WASHINGTON — The Coalition for a Prosperous America (CPA) today announced that the U.S. Private Sector Job Quality Index (JQI) is now 83.59, essentially flat with only a 0.01% increase compared to last month. Meanwhile, the overall October 2024 Jobs Report from the government’s Bureau of Labor Statistics showed only 12,000 jobs added in October. This figure shows extremely low employment gains in October, the lowest since December 2020 amid COVID induced losses. The poor job growth is partially attributed to the impact of the dual hurricanes of Helene and Milton and the extended strike by Boeing employees. However, even with the hurricanes and strikes in mind, economists still projected about 120,000 jobs added in October, far higher than the actual 12,000 jobs gained. Worse still, total private sector employment actually fell by 28,000 jobs. A bad sign for the current administration before the election.

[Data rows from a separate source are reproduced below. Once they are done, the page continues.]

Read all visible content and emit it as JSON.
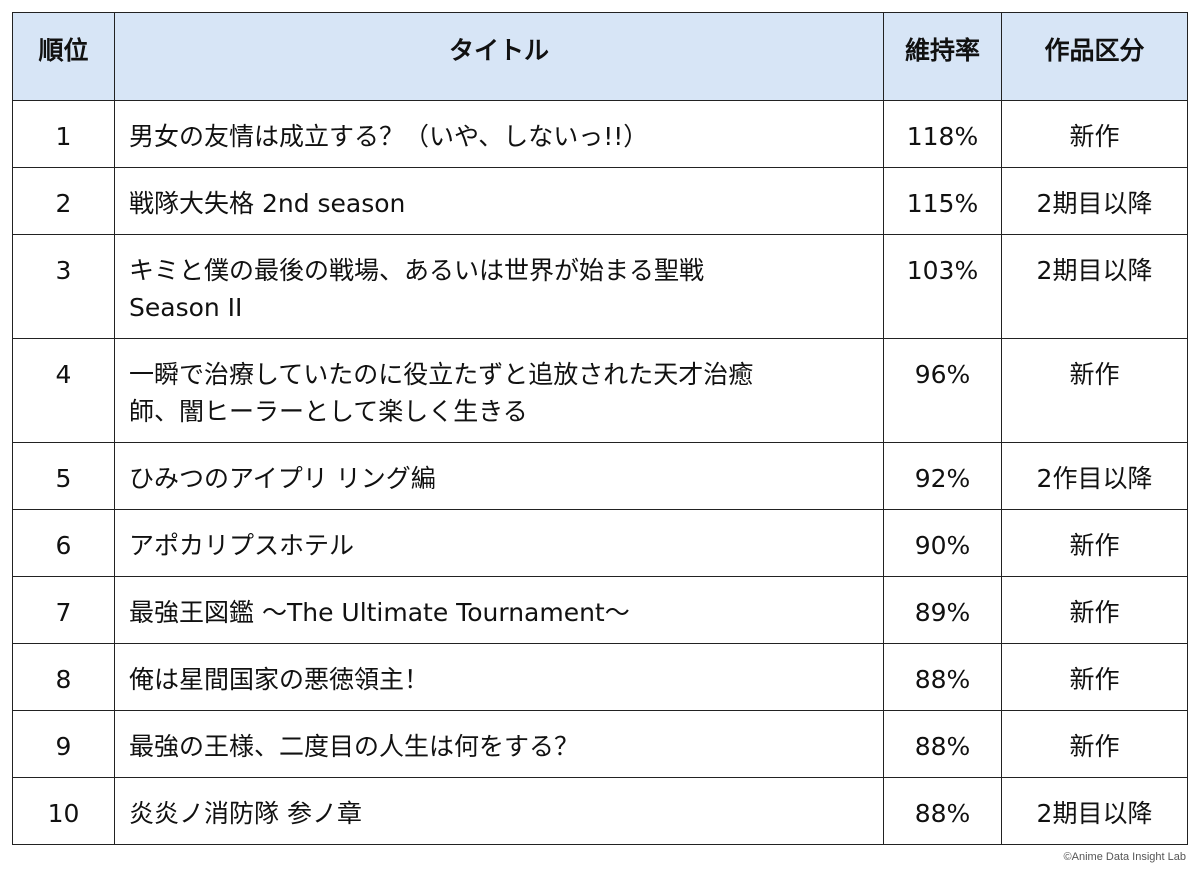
{
  "table": {
    "headers": {
      "rank": "順位",
      "title": "タイトル",
      "rate": "維持率",
      "type": "作品区分"
    },
    "rows": [
      {
        "rank": "1",
        "title": "男女の友情は成立する？（いや、しないっ!!）",
        "rate": "118%",
        "type": "新作"
      },
      {
        "rank": "2",
        "title": "戦隊大失格 2nd season",
        "rate": "115%",
        "type": "2期目以降"
      },
      {
        "rank": "3",
        "title_line1": "キミと僕の最後の戦場、あるいは世界が始まる聖戦",
        "title_line2": "Season II",
        "rate": "103%",
        "type": "2期目以降"
      },
      {
        "rank": "4",
        "title_line1": "一瞬で治療していたのに役立たずと追放された天才治癒",
        "title_line2": "師、闇ヒーラーとして楽しく生きる",
        "rate": "96%",
        "type": "新作"
      },
      {
        "rank": "5",
        "title": "ひみつのアイプリ リング編",
        "rate": "92%",
        "type": "2作目以降"
      },
      {
        "rank": "6",
        "title": "アポカリプスホテル",
        "rate": "90%",
        "type": "新作"
      },
      {
        "rank": "7",
        "title": "最強王図鑑 〜The Ultimate Tournament〜",
        "rate": "89%",
        "type": "新作"
      },
      {
        "rank": "8",
        "title": "俺は星間国家の悪徳領主！",
        "rate": "88%",
        "type": "新作"
      },
      {
        "rank": "9",
        "title": "最強の王様、二度目の人生は何をする？",
        "rate": "88%",
        "type": "新作"
      },
      {
        "rank": "10",
        "title": "炎炎ノ消防隊 参ノ章",
        "rate": "88%",
        "type": "2期目以降"
      }
    ]
  },
  "credit": "©Anime Data Insight Lab"
}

The October jobs report also showed a continuing decline in U.S. manufacturing employment. Total manufacturing employment now stands at 12.87 million (down 46,000 in a single month and down 93,000 since January). Nearly all the manufacturing job losses were in Automotive manufacturing (44,400 job decline). In additional bad news for the economy, August’s job gains were revised downward from 159,000 to 78,000, and September’s gains from 254,000 to 223,000. This amounts to 112,000 fewer jobs gained than previously reported over the past two months. This all spells a gloomy outlook for the economy and almost guarantees the Federal Reserve will cut interest rates by 25-basis-points in November and another 25-basis-points in December.
The JQI, developed by CPA in partnership with other economists, divides the U.S. private sector nonmanagement labor force of 109.6 million employees into 16 sectors and 164 subsectors to evaluate economic trends in national employment. Sectors where the average weekly wage is above the average weekly wage for this group are termed “high-quality jobs” and those below are “low-quality jobs.” The data shows that for over 30 years the U.S. economy has created more low-quality jobs than high-quality.
The October JQI remained essentially unchanged. High quality jobs saw slightly better employment gains, while weekly wages increased slightly more among low quality jobs. The biggest driver of high-quality job gains was from Hospitals (adding 16,100 jobs in September). Other sectors with major job gains were Residential building construction (up 5,000), Building finishing contractors (up 5,000), and Outpatient care centers (up 4,700). However, these job gains were slightly muted by job losses for Other professional, scientific, and technical services (down 5,300 jobs), Nonresidential building construction (down 4,100), Transportation equipment manufacturing (down 2,700), and Architectural, engineering, and related services (down 2,700).
Among low-quality jobs, September employment gains were strongest for Individual and family services (up 18,300), Home health care services (up 14,600), and Full-service restaurants (up 7,600). However, some low-quality job sectors also experienced worse job losses. These include Employment services (down 11,400 jobs), Warehousing and storage (down 8,900), and Amusement, gambling, and recreation industries (down 6,500).
Manufacturing jobs experienced a total decline of 4,000 jobs in September, with higher losses in the high-quality jobs category. Among the worse hit were Transportation equipment manufacturing (down 2,700), Fabricated metal product manufacturing (down 2,300), and Primary metal manufacturing (down 1,400). This was somewhat helped by high-quality manufacturing job gains in Computer and electronic product manufacturing (up 3,900) and Chemical manufacturing (up 2,500). High-quality manufacturing jobs did experience a rise in weekly wages, however. The biggest gains were seen in Chemical manufacturing (up 2.1%) and Nonmetallic mineral product manufacturing (up 1.8%). Paper manufacturing saw the worst loss in weekly wages, declining 0.7%.
Low-quality manufacturing jobs saw roughly flat employment growth in September, with gains in areas such as Textile product mill manufacturing (up 1,000 jobs) being equaled out by losses in sectors like Furniture and related product manufacturing (down 700 jobs). Meanwhile, wages for low-quality manufacturing jobs fell. The only sector to see a rise in weekly wages was Printing & related manufacturing (up 0.9%). This was far outweighed by wage losses, with the hardest hit being Textile product mill manufacturing (down 2.2%) and Apparel manufacturing (down 1.8%).
Overall September wage growth was slightly positive, however. Among high-quality jobs, Agencies, brokerages, and other insurance related activities saw a 2.2% wage increase. And the highest wage losses were minor, with Automobile dealers seeing a 0.2% decline. The story is similar for low-quality job wage growth. Skilled nursing care facilities, Limited-service restaurants, and Traveler accommodation all saw weekly wage growth above one percent (1.41%, 1.18%, and 1.02% respectively). This overshadowed the more minor wage losses seen in Warehousing and storage as well as Home health care services (down 0.63% and 0.37% respectively).